Swaping memory to disk with large datasets


#1

Hi guys. I have a case where I need to access my data (+20 billions) through 2 secondary indexes (user-id and global-id) and it wont be accessed very often and it doesn’t need to be very fast. My problem is that I won’t have enough memory to store these indexes as each index needs 64B.

As I dont need it to be very fast I was thinking about configuring my memory to swap to disk so I can have all the memory I need to store my indexes.

Do you guys think its a good idea?


#2

If you mean you’re opting to run aerospike on SSD’s rather than data-in-memory than yeah it works great if you have good disks. Another couple of thoughts are

  • You could model your data and write reference sets so that you do not need indexes
  • If they are not accessed frequently and do not need to be quick, you could opt to use scans/predicate scans instead of queries

The best way to know what fits you best of course would be to test your use cases against the different setups and compare! :slight_smile:


#3

Hi @Albot What do you mean when u say “write reference sets so that you do not need indexes”? I did a little search about it but had no success, do you know any doc talking about this?

Thanks for your support.


#4

Say you’re writing a table to store stock symbol information. Let’s say you have a record like this: PK,SymbolName,SymbolType,Price

Let’s assume the PK is some symbolID we can use for our primary use case. Getting the data is easy, you just form a PK and run client.get. In some use cases though you would need ability to lookup by SymbolName or SymbolType. Depending on the cardinality and use case, you may choose a variety of different methods. The easiest is of course secondary index.

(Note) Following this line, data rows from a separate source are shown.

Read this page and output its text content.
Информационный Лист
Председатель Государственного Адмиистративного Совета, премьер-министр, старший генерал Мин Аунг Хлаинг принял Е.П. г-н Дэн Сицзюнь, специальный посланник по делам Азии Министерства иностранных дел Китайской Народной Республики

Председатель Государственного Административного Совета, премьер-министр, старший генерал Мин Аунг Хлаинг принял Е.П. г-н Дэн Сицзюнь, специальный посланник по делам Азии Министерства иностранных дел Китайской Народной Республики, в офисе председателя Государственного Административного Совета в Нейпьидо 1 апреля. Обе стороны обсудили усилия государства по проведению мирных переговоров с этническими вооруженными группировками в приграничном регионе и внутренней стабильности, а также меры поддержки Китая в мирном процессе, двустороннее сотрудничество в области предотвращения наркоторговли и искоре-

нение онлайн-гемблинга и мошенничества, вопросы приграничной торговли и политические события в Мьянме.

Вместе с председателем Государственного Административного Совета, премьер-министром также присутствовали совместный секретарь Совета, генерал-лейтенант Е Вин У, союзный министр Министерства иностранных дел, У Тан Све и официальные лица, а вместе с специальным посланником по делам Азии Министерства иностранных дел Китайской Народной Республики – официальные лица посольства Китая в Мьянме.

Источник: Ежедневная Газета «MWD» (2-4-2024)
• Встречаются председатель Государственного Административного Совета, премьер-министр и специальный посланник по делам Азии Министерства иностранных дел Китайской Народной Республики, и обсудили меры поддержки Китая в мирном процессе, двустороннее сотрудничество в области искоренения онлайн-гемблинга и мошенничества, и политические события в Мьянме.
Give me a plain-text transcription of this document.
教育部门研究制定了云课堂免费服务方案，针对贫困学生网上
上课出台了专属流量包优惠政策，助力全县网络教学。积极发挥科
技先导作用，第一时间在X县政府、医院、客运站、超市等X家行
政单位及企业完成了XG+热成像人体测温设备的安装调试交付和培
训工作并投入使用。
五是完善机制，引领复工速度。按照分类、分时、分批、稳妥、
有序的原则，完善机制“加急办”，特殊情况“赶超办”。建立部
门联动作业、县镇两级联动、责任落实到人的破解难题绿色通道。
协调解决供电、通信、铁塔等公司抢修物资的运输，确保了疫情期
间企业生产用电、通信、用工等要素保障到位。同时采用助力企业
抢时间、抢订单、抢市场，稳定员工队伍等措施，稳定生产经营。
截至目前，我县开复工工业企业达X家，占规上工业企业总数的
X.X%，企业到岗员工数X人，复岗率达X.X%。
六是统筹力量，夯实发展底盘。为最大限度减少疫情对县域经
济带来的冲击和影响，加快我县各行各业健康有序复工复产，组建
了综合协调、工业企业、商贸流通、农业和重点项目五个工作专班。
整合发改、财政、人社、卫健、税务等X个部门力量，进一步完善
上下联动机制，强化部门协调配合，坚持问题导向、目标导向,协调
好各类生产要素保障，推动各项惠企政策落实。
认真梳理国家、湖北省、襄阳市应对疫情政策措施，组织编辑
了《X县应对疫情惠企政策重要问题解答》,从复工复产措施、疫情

Another method to do this would be to write a reference record. ex… setSymbols may contain records like this: PK,SymbolName,SymbolType,Price. Lets assume we are looking at 1 record… with values “1234,GOOG,F,123”

Now if we need a way to look this record up from not just the PK (1234) but also the SymbolName (GOOG) we can write a reference set. setSymbolReference: PK,SymbolID… continuing this example, we could have the values of the record we need to lookup goog as “GOOG, 1234”.

So step 1 is to lookup the reference key which points to the real primary key, step 2 is to get the actual data.

  1. get(GOOG) => 1234
  2. get(1234) => data!

The pitfall is that you need to update 2 records whenever 1 update comes through.